Class Expires

All Implemented Interfaces:
Serializable, Cloneable, Header, NameValuePair

@Header("Expires") public class Expires extends BasicDateHeader
Represents a parsed Expires HTTP response header.

Gives the date/time after which the response is considered stale (in "HTTP-date" format as defined by RFC 7231).

Example

Expires: Thu, 01 Dec 1994 16:00:00 GMT

RFC2616 Specification
The Expires entity-header field gives the date/time after which the response is considered stale. A stale cache entry may not normally be returned by a cache (either a proxy cache or a user agent cache) unless it is first validated with the origin server (or with an intermediate cache that has a fresh copy of the entity). See section 13.2 for further discussion of the expiration model.

The presence of an Expires field does not imply that the original resource will change or cease to exist at, before, or after that time.

The format is an absolute date and time as defined by HTTP-date in section 3.3.1; it MUST be in RFC 1123 date format:

Expires = "Expires" ":" HTTP-date

An example of its use is...

Expires: Thu, 01 Dec 1994 16:00:00 GMT

Note: if a response includes a Cache-Control field with the max-age directive (see section 14.9.3), that directive overrides the Expires field.

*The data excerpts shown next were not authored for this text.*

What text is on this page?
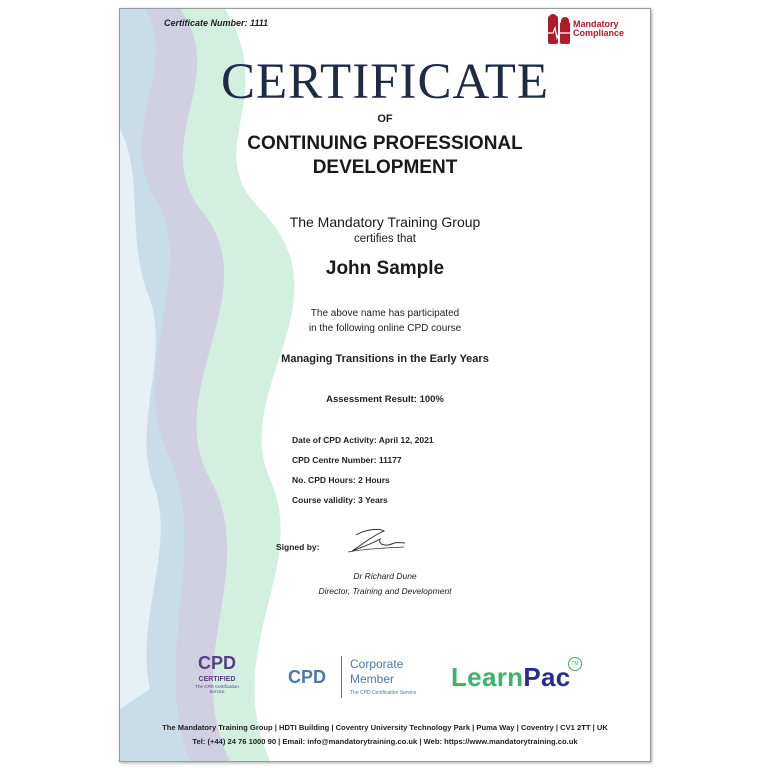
Certificate Number: 1111	Mandatory
Compliance
CERTIFICATE
OF
CONTINUING PROFESSIONAL
DEVELOPMENT
The Mandatory Training Group
certifies that
John Sample
The above name has participated
in the following online CPD course
Managing Transitions in the Early Years
Assessment Result: 100%
Date of CPD Activity: April 12, 2021
CPD Centre Number: 11177
No. CPD Hours: 2 Hours
Course validity: 3 Years
Signed by:
Dr Richard Dune
Director, Training and Development
CPD
CERTIFIED
The CPD Certification Service
CPD
Corporate
Member
The CPD Certification Service
LearnPac TM
The Mandatory Training Group | HDTI Building | Coventry University Technology Park | Puma Way | Coventry | CV1 2TT | UK
Tel: (+44) 24 76 1000 90 | Email: info@mandatorytraining.co.uk | Web: https://www.mandatorytraining.co.uk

HTTP/1.1 clients and caches MUST treat other invalid date formats, especially including the value "0", as in the past (i.e., "already expired").

To mark a response as "already expired," an origin server sends an Expires date that is equal to the Date header value. (See the rules for expiration calculations in section 13.2.4.)

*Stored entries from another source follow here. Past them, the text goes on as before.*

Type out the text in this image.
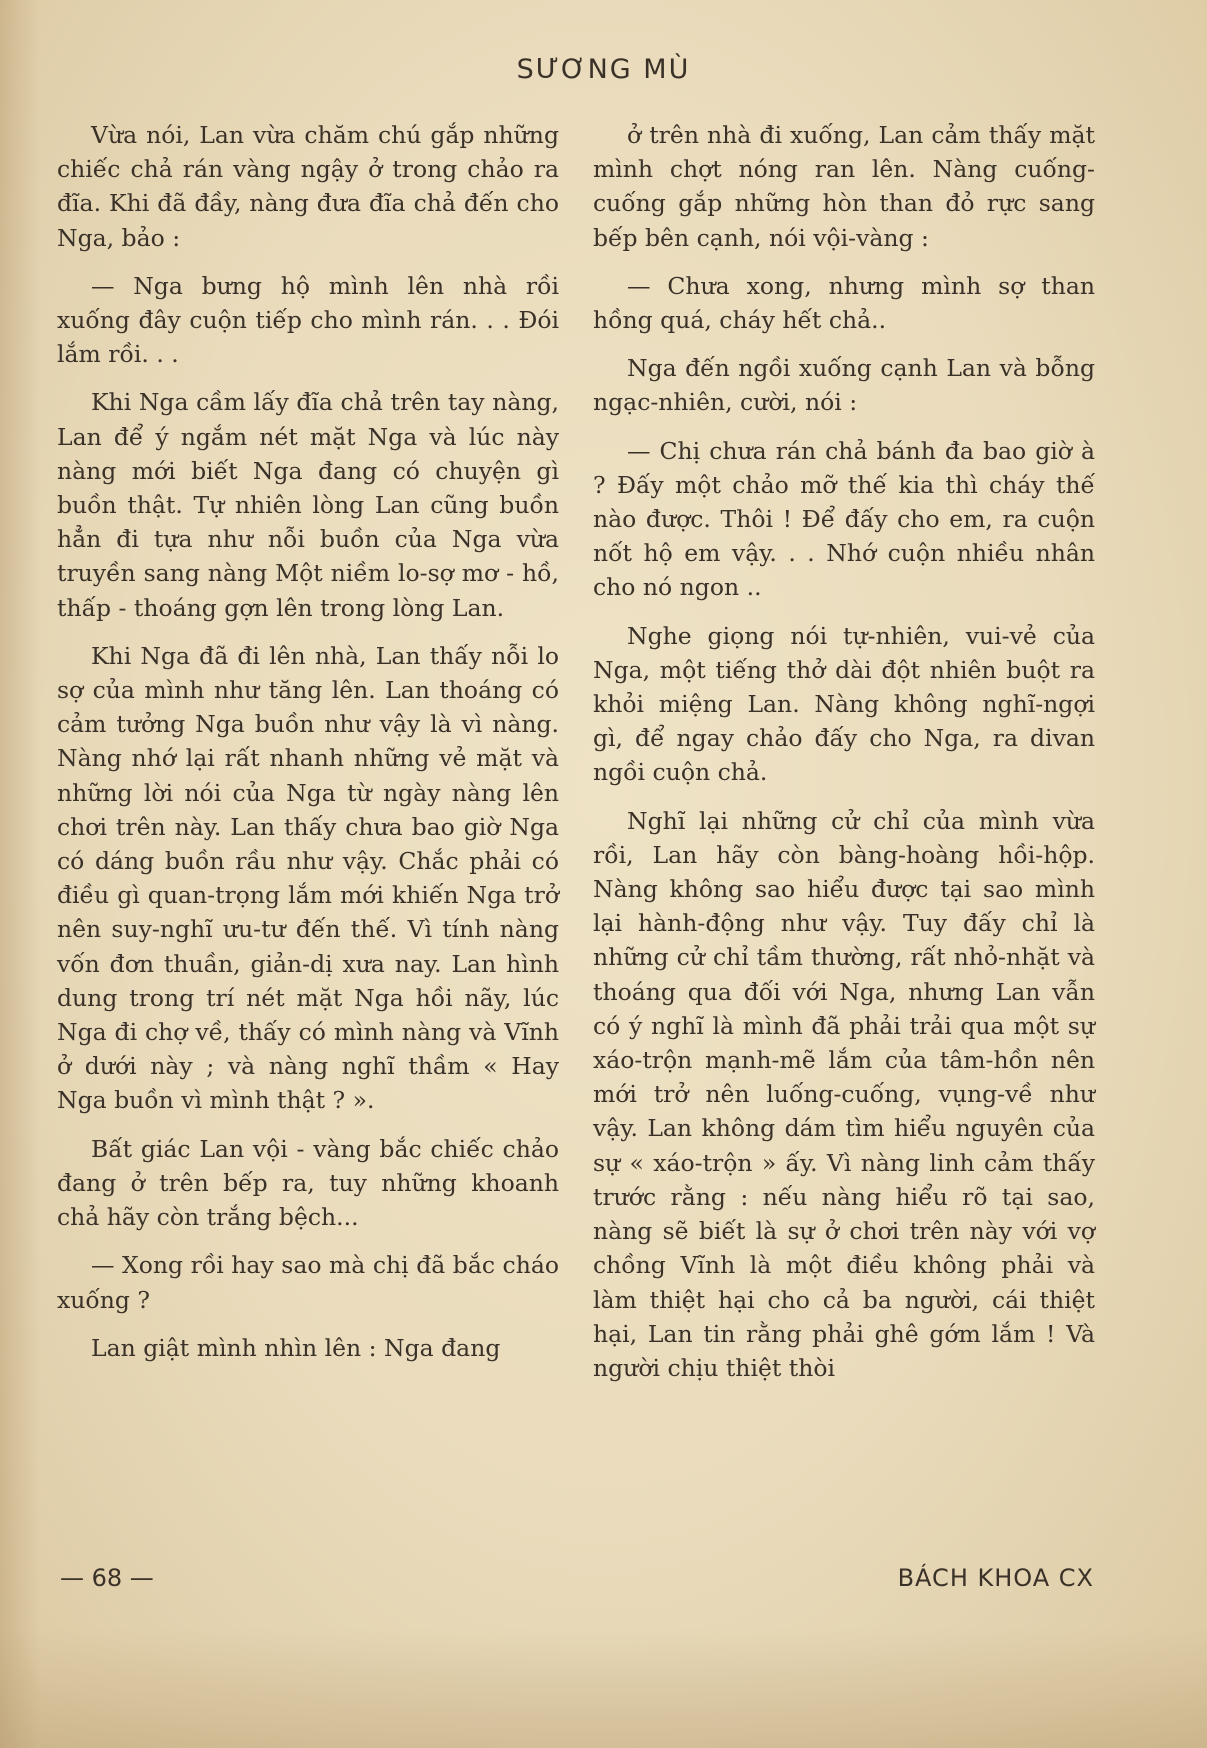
SƯƠNG MÙ

Vừa nói, Lan vừa chăm chú gắp những chiếc chả rán vàng ngậy ở trong chảo ra đĩa. Khi đã đầy, nàng đưa đĩa chả đến cho Nga, bảo :

— Nga bưng hộ mình lên nhà rồi xuống đây cuộn tiếp cho mình rán. . . Đói lắm rồi. . .

Khi Nga cầm lấy đĩa chả trên tay nàng, Lan để ý ngắm nét mặt Nga và lúc này nàng mới biết Nga đang có chuyện gì buồn thật. Tự nhiên lòng Lan cũng buồn hẳn đi tựa như nỗi buồn của Nga vừa truyền sang nàng Một niềm lo-sợ mơ - hồ, thấp - thoáng gợn lên trong lòng Lan.

Khi Nga đã đi lên nhà, Lan thấy nỗi lo sợ của mình như tăng lên. Lan thoáng có cảm tưởng Nga buồn như vậy là vì nàng. Nàng nhớ lại rất nhanh những vẻ mặt và những lời nói của Nga từ ngày nàng lên chơi trên này. Lan thấy chưa bao giờ Nga có dáng buồn rầu như vậy. Chắc phải có điều gì quan-trọng lắm mới khiến Nga trở nên suy-nghĩ ưu-tư đến thế. Vì tính nàng vốn đơn thuần, giản-dị xưa nay. Lan hình dung trong trí nét mặt Nga hồi nãy, lúc Nga đi chợ về, thấy có mình nàng và Vĩnh ở dưới này ; và nàng nghĩ thầm « Hay Nga buồn vì mình thật ? ».

Bất giác Lan vội - vàng bắc chiếc chảo đang ở trên bếp ra, tuy những khoanh chả hãy còn trắng bệch...

— Xong rồi hay sao mà chị đã bắc cháo xuống ?

Lan giật mình nhìn lên : Nga đang

ở trên nhà đi xuống, Lan cảm thấy mặt mình chợt nóng ran lên. Nàng cuống-cuống gắp những hòn than đỏ rực sang bếp bên cạnh, nói vội-vàng :

— Chưa xong, nhưng mình sợ than hồng quá, cháy hết chả..

Nga đến ngồi xuống cạnh Lan và bỗng ngạc-nhiên, cười, nói :

— Chị chưa rán chả bánh đa bao giờ à ? Đấy một chảo mỡ thế kia thì cháy thế nào được. Thôi ! Để đấy cho em, ra cuộn nốt hộ em vậy. . . Nhớ cuộn nhiều nhân cho nó ngon ..

Nghe giọng nói tự-nhiên, vui-vẻ của Nga, một tiếng thở dài đột nhiên buột ra khỏi miệng Lan. Nàng không nghĩ-ngợi gì, để ngay chảo đấy cho Nga, ra divan ngồi cuộn chả.

Nghĩ lại những cử chỉ của mình vừa rồi, Lan hãy còn bàng-hoàng hồi-hộp. Nàng không sao hiểu được tại sao mình lại hành-động như vậy. Tuy đấy chỉ là những cử chỉ tầm thường, rất nhỏ-nhặt và thoáng qua đối với Nga, nhưng Lan vẫn có ý nghĩ là mình đã phải trải qua một sự xáo-trộn mạnh-mẽ lắm của tâm-hồn nên mới trở nên luống-cuống, vụng-về như vậy. Lan không dám tìm hiểu nguyên của sự « xáo-trộn » ấy. Vì nàng linh cảm thấy trước rằng : nếu nàng hiểu rõ tại sao, nàng sẽ biết là sự ở chơi trên này với vợ chồng Vĩnh là một điều không phải và làm thiệt hại cho cả ba người, cái thiệt hại, Lan tin rằng phải ghê gớm lắm ! Và người chịu thiệt thòi

— 68 —	BÁCH KHOA CX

To mark a response as "never expires," an origin server sends an Expires date approximately one year from the time the response is sent. HTTP/1.1 servers SHOULD NOT send Expires dates more than one year in the future.

The presence of an Expires header field with a date value of some time in the future on a response that otherwise would by default be non-cacheable indicates that the response is cacheable, unless indicated otherwise by a Cache-Control header field (section 14.9).

See Also:
  • Constructor Details

    • Expires

      public Expires(String value)
      Constructor.
      Parameters:
      value - The header value.
      Must be an RFC-1123 formated string (e.g. "Sat, 29 Oct 1994 19:43:31 GMT").
      Can be null.
    • Expires

      public Expires(ZonedDateTime value)
      Constructor.
      Parameters:
      value - The header value.
      Can be null.
    • Expires

      public Expires(Supplier<ZonedDateTime> value)
      Constructor with delayed value.

      Header value is re-evaluated on each call to BasicDateHeader.getValue().

      Parameters:
      value - The supplier of the header value.
      Can be null.
  • Method Details

    • of

      public static Expires of(String value)
      Static creator.
      Parameters:
      value - The header value.
      Must be an RFC-1123 formated string (e.g. "Sat, 29 Oct 1994 19:43:31 GMT").
      Can be null.
      Returns:
      A new header bean, or null if the name is null or empty or the value is null.
    • of

      public static Expires of(ZonedDateTime value)
      Static creator.
      Parameters:
      value - The header value.
      Can be null.
      Returns:
      A new header bean, or null if the name is null or empty or the value is null.
    • of

      public static Expires of(Supplier<ZonedDateTime> value)
      Static creator with delayed value.

      Header value is re-evaluated on each call to BasicDateHeader.getValue().

      Parameters:
      value - The supplier of the header value.
      Can be null.
      Returns:
      A new header bean, or null if the name is null or empty or the value is null.